Post-peel care mirrors any superficial resurfacing: broad-spectrum SPF 50+ is non-negotiable for at least four weeks (post-peel sun exposure is itself a PIH trigger), bland ceramide-based moisturiser to support re-epithelialisation, and an active-ingredient holiday — pause retinoids, AHAs, and vitamin C for roughly five to seven days. Light, flaky desquamation over three to five days is expected; deep peeling means you layered more coats than the skin needed.

Contraindications and Complications

Contraindications:

• Resorcinol sensitivity — a hard contraindication for classic Jessner's; switch to a resorcinol-free formula.
• Salicylate allergy — given the salicylic acid load, a salicylate-allergic patient should not receive Jessner's.
• Pregnancy and lactation — salicylic acid is generally avoided in pregnancy; defer pending obstetric sign-off.
• Active cutaneous infection (bacterial, herpetic, fungal), a compromised or eroded barrier, and recent isotretinoin. Active herpes labialis warrants antiviral prophylaxis given the flare risk.
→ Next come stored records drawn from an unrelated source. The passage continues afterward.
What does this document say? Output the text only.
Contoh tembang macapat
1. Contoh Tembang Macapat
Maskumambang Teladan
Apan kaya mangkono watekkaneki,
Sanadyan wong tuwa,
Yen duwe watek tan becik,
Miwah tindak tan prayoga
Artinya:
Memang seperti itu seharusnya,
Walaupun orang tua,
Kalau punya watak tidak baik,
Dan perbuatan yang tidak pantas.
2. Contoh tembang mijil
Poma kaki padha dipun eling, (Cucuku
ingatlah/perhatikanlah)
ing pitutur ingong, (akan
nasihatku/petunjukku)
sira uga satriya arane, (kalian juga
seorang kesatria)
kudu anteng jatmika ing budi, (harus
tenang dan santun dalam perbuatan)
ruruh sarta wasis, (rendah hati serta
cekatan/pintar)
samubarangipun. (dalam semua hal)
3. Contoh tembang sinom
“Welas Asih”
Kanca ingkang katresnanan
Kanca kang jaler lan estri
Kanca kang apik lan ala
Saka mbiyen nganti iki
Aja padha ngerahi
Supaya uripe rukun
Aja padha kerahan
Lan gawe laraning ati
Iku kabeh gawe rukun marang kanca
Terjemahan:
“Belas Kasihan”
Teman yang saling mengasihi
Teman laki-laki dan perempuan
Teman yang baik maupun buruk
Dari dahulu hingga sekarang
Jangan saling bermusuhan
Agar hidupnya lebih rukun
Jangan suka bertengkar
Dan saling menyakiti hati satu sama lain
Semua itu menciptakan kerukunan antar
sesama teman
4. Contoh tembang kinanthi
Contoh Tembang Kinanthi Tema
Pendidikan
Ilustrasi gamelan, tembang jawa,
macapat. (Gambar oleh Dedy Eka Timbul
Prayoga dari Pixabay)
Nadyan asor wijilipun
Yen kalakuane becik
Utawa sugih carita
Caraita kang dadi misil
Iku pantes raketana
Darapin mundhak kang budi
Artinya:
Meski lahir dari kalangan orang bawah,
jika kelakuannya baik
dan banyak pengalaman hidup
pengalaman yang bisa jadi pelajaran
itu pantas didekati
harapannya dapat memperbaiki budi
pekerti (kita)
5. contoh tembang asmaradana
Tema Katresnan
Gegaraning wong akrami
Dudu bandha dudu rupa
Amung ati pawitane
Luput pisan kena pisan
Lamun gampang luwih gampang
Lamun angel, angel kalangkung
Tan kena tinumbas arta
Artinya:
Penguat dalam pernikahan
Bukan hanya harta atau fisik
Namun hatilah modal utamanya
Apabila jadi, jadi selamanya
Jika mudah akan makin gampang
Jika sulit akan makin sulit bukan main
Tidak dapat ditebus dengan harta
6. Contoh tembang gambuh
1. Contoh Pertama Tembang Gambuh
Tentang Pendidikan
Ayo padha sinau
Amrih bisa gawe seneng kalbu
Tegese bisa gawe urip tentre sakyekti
Complications: transient erythema, stinging, dryness, and expected flaking are routine. The complication that matters in pigmented skin is PIH, which is largely preventable through resorcinol-free formula selection, priming, conservative coats, and rigorous photoprotection. Resorcinol-specific risks — contact sensitisation and, with chronic exposure, systemic effects — are an additional reason FST IV–VI protocols default to the resorcinol-free version. Prolonged erythema, blistering, and hypopigmentation are uncommon but reported, almost always from over-layering.

Key Takeaways

1. Jessner's is coat-titrated, not time-titrated. Depth scales with coats layered; one coat is very superficial, three to four reach the deeper end of superficial.
2. Pseudo-frost is not TCA frost. It is precipitated salicylic acid that wipes off — never push coats to "deepen" it the way you would drive TCA to a Level III endpoint.
3. In Fitzpatrick IV–VI, go resorcinol-free and stop early. Use a modified formula, prime for 2–4 weeks, apply one to two coats, and target erythema rather than confluent frost.
4. Its highest-value role is often as a prime before TCA. A coat or two evens penetration and lowers demarcation risk in combination peels.
5. PIH is preventable, not inevitable. Formula selection, priming, conservative coats, and SPF 50+ are the levers that keep pigmented skin safe.